もしかしたらテーブルの下の床であれば手を抜いてもいいのではないかと思うかもしれないが、意外とテーブルの下というのは人の目に付くもので、そういった油断はお店への悪い評価へと繋がってしまうため、油断せずに掃除をしていくべきだろう。
「そういえばご主人。あのお客さん、ささら先輩?やったっけ?生き霊の問題はどうなったんかな?」
「あー、そういえば聞いてないな。たぶんイタコ先生とか生徒会長が何とかしてくれてると思うけど・・・・・・。気にはなるよな」
椅子の上のゴミなどを見ていたついなが、ふと思い出したように竜に尋ねる。
ついなの言う生き霊の問題というのは、ささらの魂が分かれやすくて生き霊が生まれやすいことについてだ。
厳密に言うとささらの生き霊は本来の生き霊とは別物なのだが、最終的に本人の意思とは無関係に発生するという点では同じなので生き霊ということにしている、
「生き霊が生まれとってもなんの問題もないっちゅうのはイタコに聞いてるから生き霊の方はそこまで心配はないんやけど。マキにとり憑いていたことがあったわけやし・・・・・・」
「まぁ、憑いていたらまた無理やり引き剥がせば良いんだろうけど。毎回それをやるのも手間だしな・・・・・・。後で聞いてみるか」
ささらから生まれる生霊に関しては別の霊に襲われるとかそういった心配はなく、そこまで心配する必要はない。

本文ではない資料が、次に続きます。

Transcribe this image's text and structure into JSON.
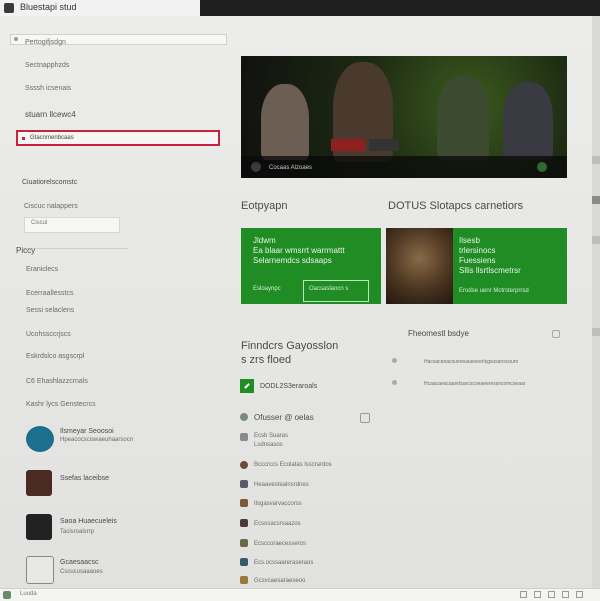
{
  "window": {
    "title": "Bluestapi stud"
  },
  "sidebar": {
    "address": "",
    "items": [
      {
        "label": "Pertogifjsdgn"
      },
      {
        "label": "Sectnapphzds"
      },
      {
        "label": "Ssssh icsenais"
      },
      {
        "label": "stuarn llcewc4"
      },
      {
        "label": "Gtacnmenbcaas"
      }
    ],
    "filter_heading": "Ciuatiorelscomstc",
    "filter_label": "Ciscuc nalappers",
    "filter_value": "Ciscul",
    "section_title": "Piccy",
    "list": [
      {
        "label": "Eraniclecs"
      },
      {
        "label": "Ecerraallesstcs"
      },
      {
        "label": "Sessi selaclens"
      },
      {
        "label": "Ucohssccrjscs"
      },
      {
        "label": "Eskrdslco asgscrpl"
      },
      {
        "label": "C6 Ehashlazzcrnals"
      },
      {
        "label": "Kashr lycs Genstecrcs"
      }
    ],
    "friends": [
      {
        "name": "Ilsmeyar Seoosoi",
        "sub": "Hpeacocsciswaeuhaarsocn"
      },
      {
        "name": "Ssefas laceibse",
        "sub": ""
      },
      {
        "name": "Saoa Huaecueleis",
        "sub": "Tacisroalsrrp"
      },
      {
        "name": "Gcaesaacsc",
        "sub": "Cscucusaaaoes"
      }
    ]
  },
  "hero": {
    "bar_label": "Cocaas Alzoaes"
  },
  "sections": {
    "left_heading": "Eotpyapn",
    "right_heading": "DOTUS Slotapcs carnetiors"
  },
  "card_left": {
    "lines": [
      "Jldwm",
      "Ea blaar wmsrrt warrmattt",
      "Selarnemdcs sdsaaps"
    ],
    "btn_left": "Esloaynpc",
    "btn_right": "Oacsaslaocn s"
  },
  "card_right": {
    "lines": [
      "Ilsesb",
      "trlersinocs",
      "Fuessiens",
      "Sllis llsrtlscmetrsr"
    ],
    "btn": "Erodse uenr Mctrsterprrsd"
  },
  "feed": {
    "heading_line1": "Finndcrs Gayosslon",
    "heading_line2": "s zrs floed",
    "primary": "DODL2S3eraroals",
    "title": "Ofusser @ oelas",
    "rows": [
      {
        "label": "Ecsb Suaras",
        "sub": "Lsdnsasos"
      },
      {
        "label": "Bcccrccs Ecolatas lsscrardos",
        "sub": ""
      },
      {
        "label": "Heaavestealnsrdnes",
        "sub": ""
      },
      {
        "label": "Ilsgasvarvaccorss",
        "sub": ""
      },
      {
        "label": "Ecsosacsrsaazos",
        "sub": ""
      },
      {
        "label": "Ecsccoraecesseros",
        "sub": ""
      },
      {
        "label": "Ecs.ocssaareraseraos",
        "sub": ""
      },
      {
        "label": "Gcsvcaesaraeseoo",
        "sub": ""
      }
    ]
  },
  "recent": {
    "heading": "Fheomestl bsdye",
    "rows": [
      {
        "label": "Hacsacanacsuoreusaesrerlsgsusanscouro"
      },
      {
        "label": "Hcaacaeacaanrtsarcscoeaeeressncomcseaar"
      }
    ]
  },
  "status": {
    "text": "Luuda"
  },
  "colors": {
    "accent": "#1f8c24",
    "selection": "#c3263a"
  }
}
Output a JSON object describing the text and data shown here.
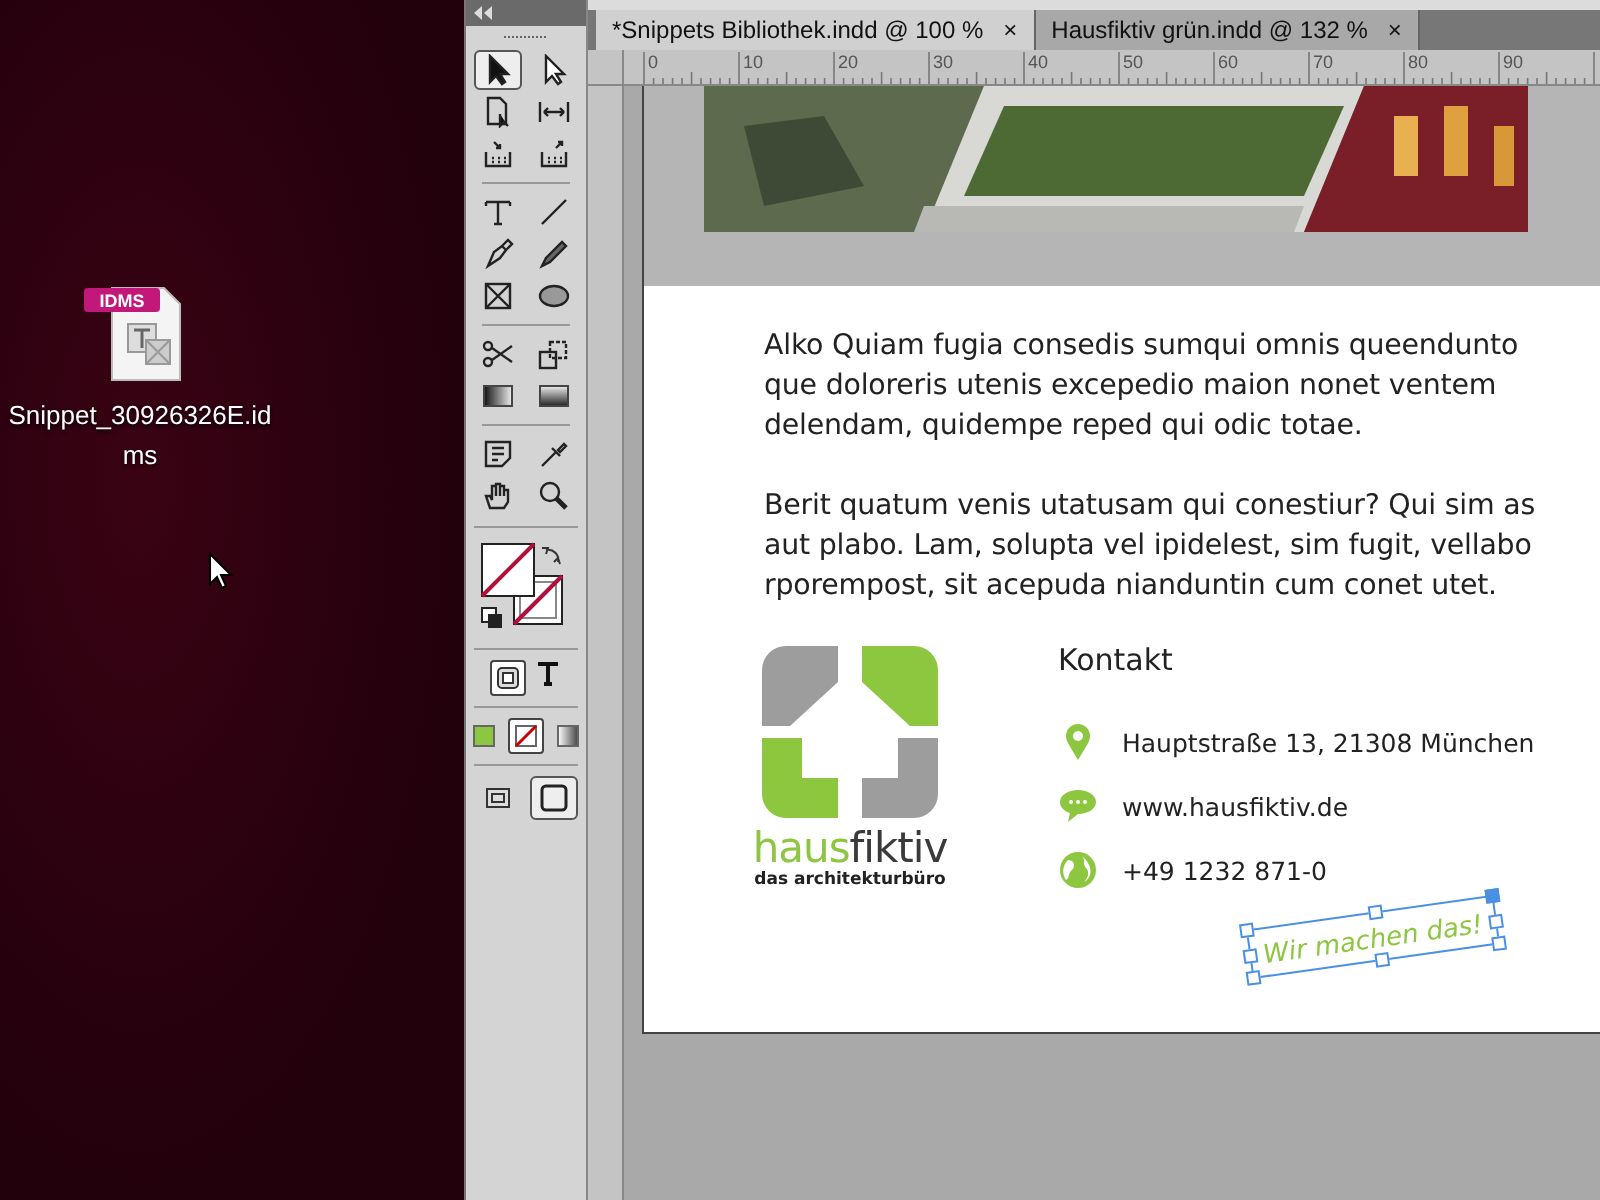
{
  "desktop": {
    "file_icon": {
      "badge": "IDMS",
      "label_lines": [
        "Snippet_30926326E.id",
        "ms"
      ]
    }
  },
  "toolbox": {
    "tools": [
      {
        "kind": "selection",
        "selected": true
      },
      {
        "kind": "direct-selection",
        "selected": false
      },
      {
        "kind": "page",
        "selected": false
      },
      {
        "kind": "gap",
        "selected": false
      },
      {
        "kind": "collector",
        "selected": false
      },
      {
        "kind": "placer",
        "selected": false
      },
      {
        "kind": "type",
        "selected": false
      },
      {
        "kind": "line",
        "selected": false
      },
      {
        "kind": "pen",
        "selected": false
      },
      {
        "kind": "pencil",
        "selected": false
      },
      {
        "kind": "rectangle-frame",
        "selected": false
      },
      {
        "kind": "ellipse",
        "selected": false
      },
      {
        "kind": "scissors",
        "selected": false
      },
      {
        "kind": "free-transform",
        "selected": false
      },
      {
        "kind": "gradient",
        "selected": false
      },
      {
        "kind": "gradient-feather",
        "selected": false
      },
      {
        "kind": "note",
        "selected": false
      },
      {
        "kind": "eyedropper",
        "selected": false
      },
      {
        "kind": "hand",
        "selected": false
      },
      {
        "kind": "zoom",
        "selected": false
      }
    ],
    "apply": [
      {
        "kind": "color",
        "selected": false
      },
      {
        "kind": "none",
        "selected": true
      },
      {
        "kind": "gradient",
        "selected": false
      }
    ],
    "screen_modes": [
      {
        "kind": "normal",
        "selected": false
      },
      {
        "kind": "preview",
        "selected": true
      }
    ]
  },
  "tabs": [
    {
      "label": "*Snippets Bibliothek.indd @ 100 %",
      "close": "×",
      "selected": true
    },
    {
      "label": "Hausfiktiv grün.indd @ 132 %",
      "close": "×",
      "selected": false
    }
  ],
  "ruler": {
    "marks": [
      "0",
      "10",
      "20",
      "30",
      "40",
      "50",
      "60",
      "70",
      "80",
      "90"
    ]
  },
  "page": {
    "paragraphs": [
      "Alko Quiam fugia consedis sumqui omnis queendunto que doloreris utenis excepedio maion nonet ventem delendam, quidempe reped qui odic totae.",
      "Berit quatum venis utatusam qui conestiur? Qui sim as aut plabo. Lam, solupta vel ipidelest, sim fugit, vellabo rporempost, sit acepuda nianduntin cum conet utet."
    ],
    "logo": {
      "parts": [
        {
          "text": "haus",
          "color": "#8dc63f"
        },
        {
          "text": "fiktiv",
          "color": "#3a3a3a"
        }
      ],
      "tagline": "das architekturbüro"
    },
    "contact": {
      "heading": "Kontakt",
      "items": [
        {
          "kind": "location",
          "text": "Hauptstraße 13, 21308 München"
        },
        {
          "kind": "chat",
          "text": "www.hausfiktiv.de"
        },
        {
          "kind": "globe",
          "text": "+49 1232 871-0"
        }
      ]
    },
    "slogan": {
      "text": "Wir machen das!",
      "selected": true
    }
  }
}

しかし、ささらの生霊はマキに憑りついていたという前例がある。
そのため、ついなはささらの生霊の問題がどうなったのかが気になったのだ。
ついなの言葉に竜もささらの生霊がマキに憑りついていたことを思い出す。
一応、前回は無理やり引き剥がすことができたので、また憑りつくようなことがあれば同じように無理やり引き剥がせば問題はないだろう。
だが、毎回無理やり引き剥がすのは明らかに手間でしかないので、そのためにもささらの生霊の問題を解決した方があとあと楽になるのだ。
「竜くん、注文された料理が作り終わったから運んでくれるかい?」
「あ、はい。分かりました。えっと、これはあそこの席のものであってます?」
空いた席のテーブルの片づけを終え、竜が空になった食器を運んでいると、ちょうど注文された料理が完成したのかマキの父親に料理を運ぶように頼まれた。
頼まれた料理はサンドイッチ、パンケーキ、ショートケーキ、チーズケーキの4つ。
料理の内容から竜はこれがささらたちの席に運ぶものだと理解した。
まぁ、理解したとしても確認をせずに運んでもしも間違いだったとしたら問題になってしまうので、きちんとマキの父親に確認をいれる。
竜の言葉にマキの父親は竜の運んできた食器を洗いながら、うなずいて間違っていないと応えた。
料理を運ぶ席が間違っていないと分かった竜は料理をお盆に乗せ、落としてしまわないように気をつけながらささらたちの座っている席へと運んでいった。
「お待たせしました。サンドイッチとパンケーキ、ショートケーキとチーズケーキになります」
「きたわね。・・・・・・相変わらずささらはクリームのすごいパンケーキね」
「えへへー、だって美味しいんだもん」
「うわぁ、すごい美味しそうなケーキ。それに乗っているイチゴがキラキラ光ってるみたい」
「姉さん、こっちのチーズケーキも美味しそうだよ」
運ばれてきた料理に4人は嬉しそうな声を上げる。
そして、竜は注文されたものがすべて届いたかを確認し、伝票を置いて別の仕事に向かうのだった。